Fourteen years on, Glyndebourne has revived the show - largely, I suppose, as an opportunity for its current music director Vladimir Jurowski to flex his Russian muscles. And it remains to this day the best production I know.
Inevitably, some of the freshness has gone. And the one scene that never worked - an archly parodic treatment of the St Petersburg ball - still doesn't, even though this revival is done not by Vick himself but by his choreographer-colleague Ron Howell, who devised the original dance numbers for the show and might have celebrated his promotion to overall control by refining them.
But otherwise it's still a little miracle of pleasure, playing on spare, pale-pastel sets, with a simple but smart inner space for Act II that enables dancing crowds to sweep continuously on and offstage through Tatyana's birthday party and then allows the duel to be fought out of sight - providing a wonderful moment of suspense as you hear the shots but don't know who's dead (so long as you can forget you read the synopsis).
Best of all, this production has a comparably simple and smart way of mirroring Onegin's Act I rejection of Tatyana with Tatyana's Act III rejection of Onegin, done with nothing but a pair of chairs facing opposite directions on an empty stage. And being the most eloquent chairs I've ever seen on an opera stage, they effectively tell you the entire story of the piece: a story of two souls together but apart, and held there by youthful mistakes (her eagerness, his disdain) with long-term consequences.
As for the performances this time around, it's not a dream cast but a good one. Massimo Giordano's Lensky is a clumsy actor but sensationally strong, impactful voice that pumps fat Italian tone into plaintive Russian arias. Ales Jenis, the Onegin, could do with more bite and less reserve - but then, reserve is what the role is about. And the Latvian soprano Maria Gortsevskaya makes an impressive Tatyana - although the test here is whether you find yourself as in love with her as Tchaikovsky clearly was, and there were moments in the all-critical Letter Scene when I wavered.

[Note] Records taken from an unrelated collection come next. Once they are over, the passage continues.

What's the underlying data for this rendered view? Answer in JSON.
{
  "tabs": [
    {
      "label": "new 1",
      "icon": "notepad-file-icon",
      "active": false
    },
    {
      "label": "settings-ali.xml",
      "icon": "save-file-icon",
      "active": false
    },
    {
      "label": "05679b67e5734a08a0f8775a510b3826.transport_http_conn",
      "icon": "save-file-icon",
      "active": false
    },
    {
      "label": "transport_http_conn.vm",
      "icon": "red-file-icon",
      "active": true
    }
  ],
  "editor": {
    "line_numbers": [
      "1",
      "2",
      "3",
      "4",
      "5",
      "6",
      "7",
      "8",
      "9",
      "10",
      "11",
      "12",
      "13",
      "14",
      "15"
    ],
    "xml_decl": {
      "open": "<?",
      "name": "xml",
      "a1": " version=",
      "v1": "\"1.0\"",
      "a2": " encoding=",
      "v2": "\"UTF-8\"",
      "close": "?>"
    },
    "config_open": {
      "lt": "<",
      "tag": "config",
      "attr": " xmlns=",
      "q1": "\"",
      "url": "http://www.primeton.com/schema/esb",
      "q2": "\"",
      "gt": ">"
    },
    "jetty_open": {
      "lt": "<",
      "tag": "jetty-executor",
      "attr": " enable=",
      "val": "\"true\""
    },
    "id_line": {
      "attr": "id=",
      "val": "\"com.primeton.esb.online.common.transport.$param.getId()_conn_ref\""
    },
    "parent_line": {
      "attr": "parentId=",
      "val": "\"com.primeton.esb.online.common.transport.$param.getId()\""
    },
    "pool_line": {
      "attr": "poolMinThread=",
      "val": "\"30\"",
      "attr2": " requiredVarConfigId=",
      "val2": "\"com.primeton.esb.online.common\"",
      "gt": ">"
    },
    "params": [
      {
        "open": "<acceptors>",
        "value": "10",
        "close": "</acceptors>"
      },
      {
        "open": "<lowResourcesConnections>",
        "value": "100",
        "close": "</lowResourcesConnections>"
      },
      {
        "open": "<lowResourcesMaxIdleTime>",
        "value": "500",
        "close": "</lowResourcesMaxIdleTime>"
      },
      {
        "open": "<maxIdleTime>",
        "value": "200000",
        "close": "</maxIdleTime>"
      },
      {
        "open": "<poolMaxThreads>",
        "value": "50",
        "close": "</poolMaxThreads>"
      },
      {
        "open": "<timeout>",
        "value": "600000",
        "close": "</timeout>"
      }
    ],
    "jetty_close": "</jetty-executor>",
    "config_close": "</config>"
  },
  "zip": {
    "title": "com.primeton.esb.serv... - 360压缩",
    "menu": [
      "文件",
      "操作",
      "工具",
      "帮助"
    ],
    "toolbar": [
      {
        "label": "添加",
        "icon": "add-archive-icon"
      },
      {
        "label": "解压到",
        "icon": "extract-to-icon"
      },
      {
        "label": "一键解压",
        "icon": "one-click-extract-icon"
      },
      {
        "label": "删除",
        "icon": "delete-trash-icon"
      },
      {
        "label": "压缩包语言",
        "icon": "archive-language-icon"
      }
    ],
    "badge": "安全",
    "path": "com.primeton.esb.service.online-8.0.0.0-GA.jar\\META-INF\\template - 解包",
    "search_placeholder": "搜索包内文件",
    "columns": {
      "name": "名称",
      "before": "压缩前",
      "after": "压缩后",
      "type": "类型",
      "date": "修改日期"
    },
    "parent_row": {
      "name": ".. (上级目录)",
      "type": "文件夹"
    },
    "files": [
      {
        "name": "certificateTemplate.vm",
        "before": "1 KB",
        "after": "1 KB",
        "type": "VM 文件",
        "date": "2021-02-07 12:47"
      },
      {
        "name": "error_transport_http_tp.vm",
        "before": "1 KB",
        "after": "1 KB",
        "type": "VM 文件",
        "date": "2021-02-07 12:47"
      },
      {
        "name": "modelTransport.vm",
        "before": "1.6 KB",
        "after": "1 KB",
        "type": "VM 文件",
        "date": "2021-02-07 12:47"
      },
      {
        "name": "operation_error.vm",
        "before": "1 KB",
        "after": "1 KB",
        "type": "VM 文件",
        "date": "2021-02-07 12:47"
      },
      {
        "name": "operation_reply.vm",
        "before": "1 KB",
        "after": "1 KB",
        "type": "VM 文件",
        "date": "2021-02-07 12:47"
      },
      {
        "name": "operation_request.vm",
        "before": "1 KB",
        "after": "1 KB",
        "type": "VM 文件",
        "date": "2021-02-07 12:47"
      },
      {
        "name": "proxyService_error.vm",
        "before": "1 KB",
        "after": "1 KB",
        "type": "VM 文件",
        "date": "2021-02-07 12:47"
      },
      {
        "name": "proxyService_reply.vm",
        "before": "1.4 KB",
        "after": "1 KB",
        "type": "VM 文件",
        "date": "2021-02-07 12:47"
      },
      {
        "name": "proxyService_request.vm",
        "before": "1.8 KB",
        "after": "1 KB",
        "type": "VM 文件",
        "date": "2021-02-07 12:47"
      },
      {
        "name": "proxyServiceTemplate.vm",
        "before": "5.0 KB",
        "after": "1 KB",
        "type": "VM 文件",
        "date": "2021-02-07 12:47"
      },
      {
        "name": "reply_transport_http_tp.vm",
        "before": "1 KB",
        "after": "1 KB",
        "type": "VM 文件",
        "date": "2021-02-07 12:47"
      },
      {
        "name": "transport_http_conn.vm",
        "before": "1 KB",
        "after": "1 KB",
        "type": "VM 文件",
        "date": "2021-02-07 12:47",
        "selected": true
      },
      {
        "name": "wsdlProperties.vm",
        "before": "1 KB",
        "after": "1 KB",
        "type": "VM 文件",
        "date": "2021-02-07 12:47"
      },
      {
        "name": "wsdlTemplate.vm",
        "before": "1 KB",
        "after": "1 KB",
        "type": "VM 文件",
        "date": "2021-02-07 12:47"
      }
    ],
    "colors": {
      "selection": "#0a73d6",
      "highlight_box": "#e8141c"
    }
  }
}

Jurowski's conducting left me similarly wavering: well-shaped, with handsome sounds emerging from the London Philharmonic, but smoothing over things that needed greater definition and slowing down the tempi to indulgence-levels in the spotlit arias for Lensky and Prince Gremin.
Back in London, ENO have picked up a Rosenkavalier production that has already played Glasgow and drawn a fair amount of interest - not least because it's by David McVicar, who seems to have taken over Graham Vick's former role as the punchy but not too provocative hot name of British opera staging.

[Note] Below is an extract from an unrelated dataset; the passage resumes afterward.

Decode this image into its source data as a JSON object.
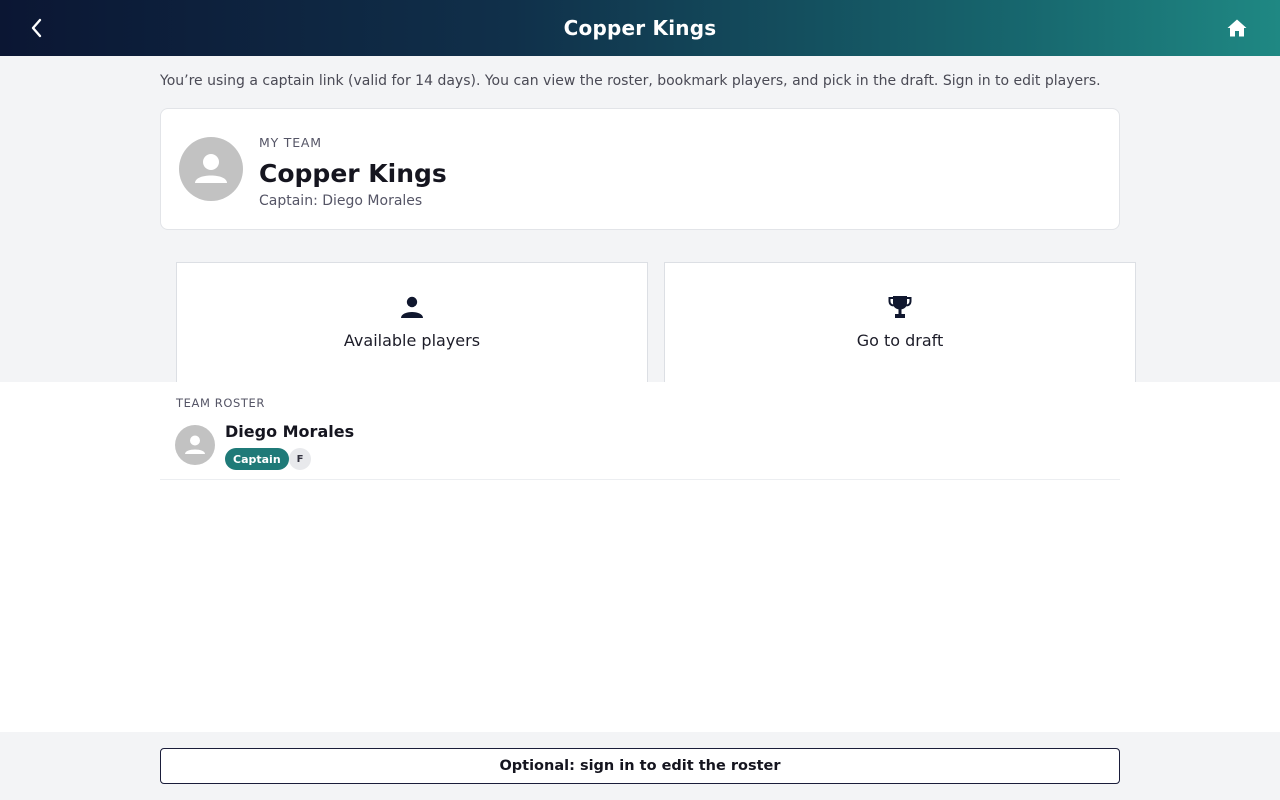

His Rosenkavalier falls into exactly that category: done straight, with a degree of conventional period opulence but just enough edge to engage those who've seen this Straussian standard all too often, without offending those who can't see it often enough. That kind of judgment is a real skill, and it's why McVicar is in demand.
The Rosenkavalier, though, isn't his best work - partly because all three acts play on effectively the same set, without enough contrast between the old money of the Marschallin's palace and the new money of Faninal's (a key issue in a social comedy); partly because the poignancy of the Marschallin as an older woman surrendering her younger lover to someone his own age doesn't register as it should, with a dramatically inhibited (aka wooden) performance from Janice Watson as the woman in question.

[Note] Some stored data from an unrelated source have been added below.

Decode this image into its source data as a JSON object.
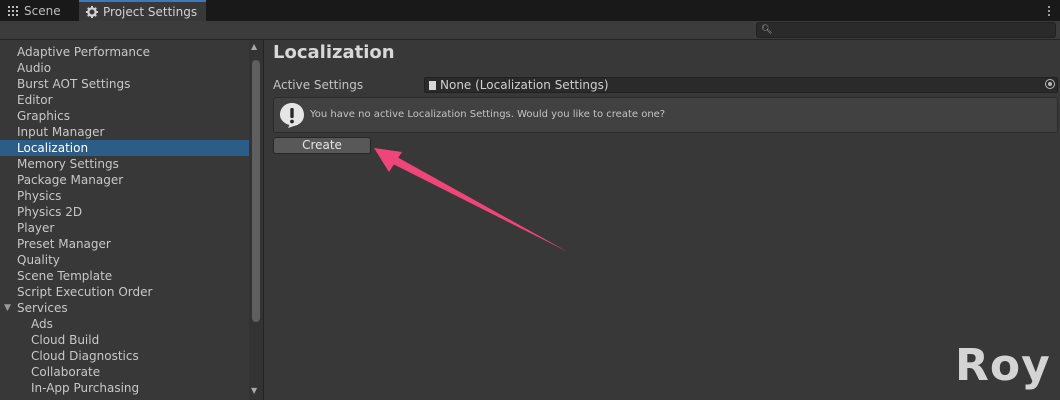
{
  "tabs": [
    {
      "label": "Scene",
      "icon": "grid-icon"
    },
    {
      "label": "Project Settings",
      "icon": "gear-icon",
      "active": true
    }
  ],
  "nav": {
    "items": [
      {
        "label": "Adaptive Performance",
        "level": 0
      },
      {
        "label": "Audio",
        "level": 0
      },
      {
        "label": "Burst AOT Settings",
        "level": 0
      },
      {
        "label": "Editor",
        "level": 0
      },
      {
        "label": "Graphics",
        "level": 0
      },
      {
        "label": "Input Manager",
        "level": 0
      },
      {
        "label": "Localization",
        "level": 0,
        "selected": true
      },
      {
        "label": "Memory Settings",
        "level": 0
      },
      {
        "label": "Package Manager",
        "level": 0
      },
      {
        "label": "Physics",
        "level": 0
      },
      {
        "label": "Physics 2D",
        "level": 0
      },
      {
        "label": "Player",
        "level": 0
      },
      {
        "label": "Preset Manager",
        "level": 0
      },
      {
        "label": "Quality",
        "level": 0
      },
      {
        "label": "Scene Template",
        "level": 0
      },
      {
        "label": "Script Execution Order",
        "level": 0
      },
      {
        "label": "Services",
        "level": 0,
        "expanded": true
      },
      {
        "label": "Ads",
        "level": 1
      },
      {
        "label": "Cloud Build",
        "level": 1
      },
      {
        "label": "Cloud Diagnostics",
        "level": 1
      },
      {
        "label": "Collaborate",
        "level": 1
      },
      {
        "label": "In-App Purchasing",
        "level": 1
      }
    ]
  },
  "main": {
    "title": "Localization",
    "active_settings_label": "Active Settings",
    "active_settings_value": "None (Localization Settings)",
    "help_message": "You have no active Localization Settings. Would you like to create one?",
    "create_label": "Create"
  },
  "watermark": "Roy",
  "colors": {
    "selection": "#2c5d87",
    "annotation_arrow": "#f0457a",
    "tab_accent": "#3a79bb"
  }
}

But that said, Sarah Connelly (the best cross-dresser in the business) makes a vigorously plausible Octavian. Newcomer Sarah Tynan (somebody to watch) is stunning as Sophie, the sweetly social-climbing airhead he perhaps unwisely falls for. And John Tomlinson plays Baron Ochs like an aristocratic version of Alan Sugar: a character who appalls and entertains in equal measure and, you might say, steals the show - except that steal would be the wrong word. A performance so immaculate, so wonderfully conceived and handsomely projected claims it as of right.